The following is another report of the meeting, written by R' Moshe Leib Bronstein, chairman of the Eida HaChareidis, as transcribed in the protocol:

"On Tuesday, 31 Menachem Av, Professor Yaakov Yisroel DeHaan travelled to Amman, in order to meet with King Faisal and the Emir Abdullah. During his interview with King Faisal... the latter expressed his opinion as follows:

`I, the King of Babylon, know better than anyone how friendly the relationship between Jew and Arab has been in the past. In Babylon, we have no prejudice against the Jews. Babylonian Jews have shown themselves to be good subjects, and my treasurer is a Jew by the name of Sasson. Indeed, there are many Jewish officials in every government division. The question of Zionism is pertinent to the land of Israel, and political matters concerning TransJordan, Eretz Yisroel, and Syria are under the jurisdiction of my brother, the Emir Abdullah.'

"Afterwards, Dr. DeHaan conducted a lengthy interview with the Emir Abdullah in the latter's tent. King Faisal joined them, and took part in this interview as well. The Emir Abdullah said that all Arab lands are open to the Jews, on the condition that they don't demand special political rights, even in Eretz Yisroel. Eretz Yisroel is ripe for a constitutional government, and as long as the majority therein are Arab, the government must, for the most part, be comprised of Arabs.

"The Emir, however, assured us that he wouldn't halt Jewish immigration, nor take any economic or political steps against the Jews. This, however, was on condition that the Zionists stop demanding special political rights.

"Unfortunately, extremists have caused great damage, and the Jews now believe that the formation of an Arab government would be to their detriment. For their part, the Arabs don't trust the Zionist leaders, even when they take a moderate stand.

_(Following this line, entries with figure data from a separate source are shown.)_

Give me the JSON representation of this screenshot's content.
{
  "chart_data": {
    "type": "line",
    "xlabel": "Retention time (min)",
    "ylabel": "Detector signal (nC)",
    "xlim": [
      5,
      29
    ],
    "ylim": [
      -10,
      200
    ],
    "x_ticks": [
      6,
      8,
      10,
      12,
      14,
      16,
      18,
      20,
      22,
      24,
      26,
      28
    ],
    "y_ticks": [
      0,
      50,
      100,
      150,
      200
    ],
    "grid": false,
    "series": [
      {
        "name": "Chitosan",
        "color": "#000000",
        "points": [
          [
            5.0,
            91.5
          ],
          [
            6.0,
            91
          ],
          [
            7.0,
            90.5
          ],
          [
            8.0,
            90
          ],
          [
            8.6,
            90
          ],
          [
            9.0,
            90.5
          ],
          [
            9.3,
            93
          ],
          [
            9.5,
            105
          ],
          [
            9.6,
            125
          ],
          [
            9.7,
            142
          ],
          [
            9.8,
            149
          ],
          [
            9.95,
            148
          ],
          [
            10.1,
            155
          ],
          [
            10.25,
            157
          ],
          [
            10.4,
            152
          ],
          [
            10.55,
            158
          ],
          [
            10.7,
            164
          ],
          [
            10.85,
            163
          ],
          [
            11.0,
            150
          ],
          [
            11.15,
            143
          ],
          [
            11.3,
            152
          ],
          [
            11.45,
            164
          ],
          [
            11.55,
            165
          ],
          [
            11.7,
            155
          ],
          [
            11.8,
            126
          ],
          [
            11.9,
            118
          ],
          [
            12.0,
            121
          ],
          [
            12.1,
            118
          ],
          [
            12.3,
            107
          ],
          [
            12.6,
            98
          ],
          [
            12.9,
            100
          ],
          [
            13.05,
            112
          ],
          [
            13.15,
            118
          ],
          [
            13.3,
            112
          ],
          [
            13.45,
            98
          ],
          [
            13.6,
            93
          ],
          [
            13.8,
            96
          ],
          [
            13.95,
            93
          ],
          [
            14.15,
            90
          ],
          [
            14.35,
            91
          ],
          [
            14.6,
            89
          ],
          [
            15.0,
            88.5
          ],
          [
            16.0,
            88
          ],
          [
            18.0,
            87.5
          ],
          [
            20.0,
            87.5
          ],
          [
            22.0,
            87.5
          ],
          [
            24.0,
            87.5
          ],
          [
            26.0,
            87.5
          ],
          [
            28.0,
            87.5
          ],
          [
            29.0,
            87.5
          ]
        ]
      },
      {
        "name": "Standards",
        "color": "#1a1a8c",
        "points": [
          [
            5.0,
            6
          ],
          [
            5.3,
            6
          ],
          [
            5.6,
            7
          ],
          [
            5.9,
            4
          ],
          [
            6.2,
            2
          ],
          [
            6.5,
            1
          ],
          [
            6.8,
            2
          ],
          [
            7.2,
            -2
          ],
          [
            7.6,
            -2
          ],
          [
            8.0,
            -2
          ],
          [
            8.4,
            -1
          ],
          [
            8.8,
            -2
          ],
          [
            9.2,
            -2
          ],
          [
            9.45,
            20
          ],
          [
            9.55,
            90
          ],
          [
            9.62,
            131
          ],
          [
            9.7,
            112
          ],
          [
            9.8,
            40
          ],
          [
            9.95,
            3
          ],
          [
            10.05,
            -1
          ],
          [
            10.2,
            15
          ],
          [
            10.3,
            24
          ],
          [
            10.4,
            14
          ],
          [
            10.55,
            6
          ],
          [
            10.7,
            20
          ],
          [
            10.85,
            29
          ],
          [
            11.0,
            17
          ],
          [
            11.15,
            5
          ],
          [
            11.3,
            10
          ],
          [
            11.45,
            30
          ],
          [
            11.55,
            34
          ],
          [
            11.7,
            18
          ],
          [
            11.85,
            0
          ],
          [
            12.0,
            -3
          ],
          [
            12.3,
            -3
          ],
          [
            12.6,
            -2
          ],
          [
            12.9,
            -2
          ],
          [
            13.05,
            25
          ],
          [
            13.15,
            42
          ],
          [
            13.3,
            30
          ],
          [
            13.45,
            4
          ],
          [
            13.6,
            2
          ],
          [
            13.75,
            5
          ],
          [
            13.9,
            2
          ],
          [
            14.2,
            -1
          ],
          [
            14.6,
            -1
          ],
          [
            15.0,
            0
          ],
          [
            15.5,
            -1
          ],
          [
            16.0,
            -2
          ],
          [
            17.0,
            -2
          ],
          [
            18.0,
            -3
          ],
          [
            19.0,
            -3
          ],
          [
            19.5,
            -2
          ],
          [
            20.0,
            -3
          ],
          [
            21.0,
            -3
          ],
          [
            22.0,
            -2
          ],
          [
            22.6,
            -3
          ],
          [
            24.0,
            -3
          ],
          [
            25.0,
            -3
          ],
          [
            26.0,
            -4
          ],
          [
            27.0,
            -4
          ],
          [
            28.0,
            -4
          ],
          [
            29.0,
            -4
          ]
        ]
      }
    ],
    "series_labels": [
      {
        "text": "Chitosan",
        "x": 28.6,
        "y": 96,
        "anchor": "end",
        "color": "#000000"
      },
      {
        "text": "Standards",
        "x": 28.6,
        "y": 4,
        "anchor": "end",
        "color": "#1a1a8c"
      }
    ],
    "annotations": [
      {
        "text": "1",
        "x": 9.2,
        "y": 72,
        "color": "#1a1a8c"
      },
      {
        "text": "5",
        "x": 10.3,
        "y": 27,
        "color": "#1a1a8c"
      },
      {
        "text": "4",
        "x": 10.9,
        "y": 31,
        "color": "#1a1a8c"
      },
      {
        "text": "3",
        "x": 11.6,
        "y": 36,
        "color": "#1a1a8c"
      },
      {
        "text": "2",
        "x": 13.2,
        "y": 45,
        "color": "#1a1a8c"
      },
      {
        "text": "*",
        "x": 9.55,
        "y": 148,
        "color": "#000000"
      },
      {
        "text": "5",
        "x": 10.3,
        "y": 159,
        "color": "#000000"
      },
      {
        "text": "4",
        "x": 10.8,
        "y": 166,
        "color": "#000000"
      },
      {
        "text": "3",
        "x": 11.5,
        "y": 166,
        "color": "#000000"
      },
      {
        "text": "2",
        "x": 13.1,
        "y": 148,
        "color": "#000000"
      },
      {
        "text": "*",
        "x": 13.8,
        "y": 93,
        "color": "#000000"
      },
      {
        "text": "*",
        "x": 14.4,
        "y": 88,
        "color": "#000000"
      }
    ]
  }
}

"The Emir is prepared to enter negotiations with all Jewish organizations who aspire to peace and mutual understanding between Jews and Arabs based on equal rights. The Emir, being a religious man, expressed sympathy with the chareidi organization Agudas Yisroel. The conversation lasted almost two hours."

The procurement of Emir Abdullah's statement in writing was an important achievement. From a historic perspective, one might say that this document lends credence to the theory that Jewish aliya was possible, and such immigrants could have enjoyed full equality with the Arab residents.

Dr. DeHaan returned to Yerushalayim, with this document in hand. He considered it to be of major importance.